AI Investors Blur Loyalty Lines by Backing Both OpenAI and Anthropic


Published: 24 Feb 2026


As OpenAI and Anthropic close some of the largest private funding rounds in tech history, a growing number of venture capital firms are backing both rivals. The overlap signals a structural shift in how investors approach AI, weakening long-held norms around exclusivity, confidentiality, and founder-aligned loyalty in venture capital.

Dual Bets Become the New Normal in AI

The traditional idea that venture capital firms pick sides is under pressure as the AI sector absorbs unprecedented amounts of capital. With OpenAI reportedly nearing a massive new funding round and Anthropic recently closing a multibillion-dollar raise of its own, investor overlap between the two rivals is no longer an exception.

At least a dozen firms with direct stakes in OpenAI also participated in Anthropic’s latest financing. Among them are well-known venture names such as Sequoia Capital, Founders Fund, Insight Partners, and Iconiq.

Asset Managers and VCs Follow Different Rules

Some overlap is easier to explain when it comes from large asset managers or hedge funds whose mandates already include competing public companies. Firms like Fidelity, D1 Capital Partners, and TPG often invest across an entire sector rather than backing a single champion.

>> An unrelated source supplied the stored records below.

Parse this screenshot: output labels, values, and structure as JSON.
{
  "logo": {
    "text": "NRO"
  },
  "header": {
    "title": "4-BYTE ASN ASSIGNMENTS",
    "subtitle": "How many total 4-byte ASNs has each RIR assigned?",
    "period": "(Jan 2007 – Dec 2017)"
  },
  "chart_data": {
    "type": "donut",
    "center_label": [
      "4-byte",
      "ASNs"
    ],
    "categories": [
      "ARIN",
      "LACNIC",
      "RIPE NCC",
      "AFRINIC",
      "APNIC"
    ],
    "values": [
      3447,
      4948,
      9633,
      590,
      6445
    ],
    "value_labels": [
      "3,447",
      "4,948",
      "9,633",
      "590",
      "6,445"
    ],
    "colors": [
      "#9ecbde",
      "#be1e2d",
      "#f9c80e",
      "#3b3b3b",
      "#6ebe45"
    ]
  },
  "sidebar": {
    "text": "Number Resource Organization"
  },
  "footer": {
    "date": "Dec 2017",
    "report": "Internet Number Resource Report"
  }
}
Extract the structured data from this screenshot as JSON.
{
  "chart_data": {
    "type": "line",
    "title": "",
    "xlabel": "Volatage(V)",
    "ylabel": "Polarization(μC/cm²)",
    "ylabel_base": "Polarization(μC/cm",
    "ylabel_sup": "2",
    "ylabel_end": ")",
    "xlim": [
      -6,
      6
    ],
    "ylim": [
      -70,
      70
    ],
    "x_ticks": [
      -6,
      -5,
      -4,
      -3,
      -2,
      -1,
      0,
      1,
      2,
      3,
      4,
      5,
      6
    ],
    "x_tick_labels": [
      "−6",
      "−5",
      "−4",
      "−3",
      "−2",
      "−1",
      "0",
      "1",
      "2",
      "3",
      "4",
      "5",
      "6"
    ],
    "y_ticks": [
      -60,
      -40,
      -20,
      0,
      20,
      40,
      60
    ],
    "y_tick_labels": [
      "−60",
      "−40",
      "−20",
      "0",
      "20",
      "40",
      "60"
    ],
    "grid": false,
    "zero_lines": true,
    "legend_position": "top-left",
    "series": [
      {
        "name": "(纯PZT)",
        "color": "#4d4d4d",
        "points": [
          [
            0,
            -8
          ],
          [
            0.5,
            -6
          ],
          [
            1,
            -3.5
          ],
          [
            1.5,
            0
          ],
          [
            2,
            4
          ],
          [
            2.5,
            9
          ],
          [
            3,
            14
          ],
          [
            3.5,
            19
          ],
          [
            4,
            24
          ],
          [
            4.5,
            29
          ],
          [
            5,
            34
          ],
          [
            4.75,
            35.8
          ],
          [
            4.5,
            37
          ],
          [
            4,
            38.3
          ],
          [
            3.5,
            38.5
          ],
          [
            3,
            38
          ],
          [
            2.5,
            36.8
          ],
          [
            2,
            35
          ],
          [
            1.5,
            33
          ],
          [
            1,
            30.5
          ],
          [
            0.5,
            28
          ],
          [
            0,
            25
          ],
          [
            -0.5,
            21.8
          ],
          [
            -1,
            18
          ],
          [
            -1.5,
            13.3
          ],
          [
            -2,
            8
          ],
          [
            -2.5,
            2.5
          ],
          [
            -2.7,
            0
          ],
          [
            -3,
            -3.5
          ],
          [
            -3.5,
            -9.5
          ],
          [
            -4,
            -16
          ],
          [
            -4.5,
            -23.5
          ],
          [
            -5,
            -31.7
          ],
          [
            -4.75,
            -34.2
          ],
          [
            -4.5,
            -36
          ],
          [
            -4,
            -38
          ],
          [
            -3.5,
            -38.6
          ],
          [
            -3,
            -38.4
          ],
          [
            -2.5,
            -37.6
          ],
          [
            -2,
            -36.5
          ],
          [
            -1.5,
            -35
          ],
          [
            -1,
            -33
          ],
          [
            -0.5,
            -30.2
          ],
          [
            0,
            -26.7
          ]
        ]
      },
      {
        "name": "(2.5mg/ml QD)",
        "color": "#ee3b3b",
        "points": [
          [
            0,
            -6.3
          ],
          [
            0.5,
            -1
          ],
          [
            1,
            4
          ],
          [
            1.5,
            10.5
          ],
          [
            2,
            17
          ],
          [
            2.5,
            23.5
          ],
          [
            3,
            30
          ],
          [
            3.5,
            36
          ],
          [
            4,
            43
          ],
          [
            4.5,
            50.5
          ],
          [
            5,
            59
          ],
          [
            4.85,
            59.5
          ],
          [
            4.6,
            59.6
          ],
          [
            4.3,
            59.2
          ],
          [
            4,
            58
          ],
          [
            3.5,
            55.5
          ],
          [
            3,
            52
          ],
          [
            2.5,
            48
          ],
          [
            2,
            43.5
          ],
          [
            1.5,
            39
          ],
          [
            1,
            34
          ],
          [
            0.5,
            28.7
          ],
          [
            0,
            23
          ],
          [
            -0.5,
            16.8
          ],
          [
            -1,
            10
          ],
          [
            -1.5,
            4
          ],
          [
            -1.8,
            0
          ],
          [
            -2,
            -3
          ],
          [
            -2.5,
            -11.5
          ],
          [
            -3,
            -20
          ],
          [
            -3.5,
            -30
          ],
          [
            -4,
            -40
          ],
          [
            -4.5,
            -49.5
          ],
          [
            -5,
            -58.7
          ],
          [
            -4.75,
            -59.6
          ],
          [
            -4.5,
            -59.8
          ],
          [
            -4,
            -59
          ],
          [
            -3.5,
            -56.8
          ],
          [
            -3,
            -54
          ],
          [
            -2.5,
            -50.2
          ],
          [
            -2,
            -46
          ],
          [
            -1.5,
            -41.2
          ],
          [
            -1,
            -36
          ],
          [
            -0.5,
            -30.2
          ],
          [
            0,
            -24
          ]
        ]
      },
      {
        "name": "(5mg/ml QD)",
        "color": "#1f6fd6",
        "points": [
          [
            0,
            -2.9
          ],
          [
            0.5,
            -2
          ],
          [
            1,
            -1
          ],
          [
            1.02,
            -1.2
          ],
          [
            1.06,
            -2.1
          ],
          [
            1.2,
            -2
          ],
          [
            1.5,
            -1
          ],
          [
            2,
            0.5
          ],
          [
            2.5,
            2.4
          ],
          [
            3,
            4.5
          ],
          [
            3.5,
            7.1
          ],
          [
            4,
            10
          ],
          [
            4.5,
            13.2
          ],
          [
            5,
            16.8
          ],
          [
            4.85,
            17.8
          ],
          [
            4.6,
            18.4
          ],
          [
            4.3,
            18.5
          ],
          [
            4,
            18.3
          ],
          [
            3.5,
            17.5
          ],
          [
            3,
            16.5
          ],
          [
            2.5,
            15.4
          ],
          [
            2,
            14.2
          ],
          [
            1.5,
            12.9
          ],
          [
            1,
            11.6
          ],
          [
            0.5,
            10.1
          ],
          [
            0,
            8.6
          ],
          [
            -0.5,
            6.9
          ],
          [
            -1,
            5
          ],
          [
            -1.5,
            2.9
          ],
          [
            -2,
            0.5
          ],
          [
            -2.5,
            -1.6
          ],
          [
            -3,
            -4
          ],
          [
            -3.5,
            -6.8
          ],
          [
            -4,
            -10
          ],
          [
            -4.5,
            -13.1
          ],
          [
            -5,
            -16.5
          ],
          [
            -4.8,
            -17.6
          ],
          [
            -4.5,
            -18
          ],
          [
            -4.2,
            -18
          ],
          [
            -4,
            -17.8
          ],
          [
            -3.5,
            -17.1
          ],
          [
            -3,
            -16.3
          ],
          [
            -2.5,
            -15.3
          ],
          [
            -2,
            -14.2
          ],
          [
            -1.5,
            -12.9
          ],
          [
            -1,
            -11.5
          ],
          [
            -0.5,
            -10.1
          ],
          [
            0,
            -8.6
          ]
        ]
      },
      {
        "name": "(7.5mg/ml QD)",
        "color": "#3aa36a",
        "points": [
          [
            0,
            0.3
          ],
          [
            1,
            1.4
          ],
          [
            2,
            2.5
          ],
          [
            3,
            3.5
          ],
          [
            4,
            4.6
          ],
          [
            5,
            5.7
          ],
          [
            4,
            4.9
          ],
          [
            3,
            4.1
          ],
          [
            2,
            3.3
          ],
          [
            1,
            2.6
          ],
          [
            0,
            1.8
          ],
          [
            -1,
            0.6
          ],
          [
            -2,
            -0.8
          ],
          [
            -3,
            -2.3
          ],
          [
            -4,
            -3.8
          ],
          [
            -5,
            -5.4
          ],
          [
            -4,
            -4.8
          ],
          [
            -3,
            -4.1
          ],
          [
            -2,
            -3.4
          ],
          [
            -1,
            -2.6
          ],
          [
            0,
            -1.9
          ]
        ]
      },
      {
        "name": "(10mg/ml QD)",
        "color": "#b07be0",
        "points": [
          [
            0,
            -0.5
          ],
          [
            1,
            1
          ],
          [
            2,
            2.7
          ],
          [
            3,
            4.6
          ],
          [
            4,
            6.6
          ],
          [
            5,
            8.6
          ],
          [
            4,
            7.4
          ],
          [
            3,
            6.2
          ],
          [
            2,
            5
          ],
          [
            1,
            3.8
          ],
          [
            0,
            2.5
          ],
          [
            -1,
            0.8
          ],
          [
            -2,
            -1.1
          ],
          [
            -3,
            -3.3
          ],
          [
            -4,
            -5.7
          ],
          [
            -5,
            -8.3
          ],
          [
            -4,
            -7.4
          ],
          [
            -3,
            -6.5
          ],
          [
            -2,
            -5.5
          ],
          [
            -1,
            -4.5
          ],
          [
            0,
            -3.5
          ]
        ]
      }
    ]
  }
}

More striking, however, is the participation of affiliated funds from BlackRock in Anthropic’s raise, while a senior BlackRock executive also holds a board seat at OpenAI. While legally permissible, the situation highlights how blurred governance boundaries can become in today’s AI investment environment.

Why This Breaks With VC Tradition

Venture capital has historically sold itself as more than capital. Firms promise strategic guidance, competitive insight, and long-term alignment with founders. That model becomes harder to sustain when investors hold stakes in direct competitors that rely on proprietary research, confidential roadmaps, and massive infrastructure plans.

This tension is especially visible given that Sam Altman, a former venture capitalist himself, understands how information flows between startups and their investors. In previous years, OpenAI signaled discomfort with investors making active bets in rival AI labs, particularly those founded by former OpenAI employees.

Scale Changes the Rules

What ultimately drives this shift is scale. Frontier AI development now requires tens of billions of dollars for chips, data centers, and talent. As funding rounds balloon and potential returns grow, investors face fewer incentives to remain exclusive. When capital needs are that large, saying no to a rare opportunity can mean missing out on an entire technological era.

At the same time, not every firm has embraced the dual bet strategy. Some investors remain aligned with only one camp, including Andreessen Horowitz on the OpenAI side and Menlo Ventures on the Anthropic side. Others, such as Bessemer Venture Partners, General Catalyst, and Greenoaks, appear to have chosen a single exposure.

A New Question for Founders

As elite firms abandon old taboos, founders may need to adjust their own expectations. Conflict of interest policies, board roles, and access to sensitive information are becoming critical questions in AI term sheets, not afterthoughts.

The rise of dual investments suggests that in frontier AI, venture capital is evolving from a relationship-driven model into something closer to sector-wide exposure. Loyalty, once a selling point, is increasingly secondary to optionality in the race to define the future of artificial intelligence.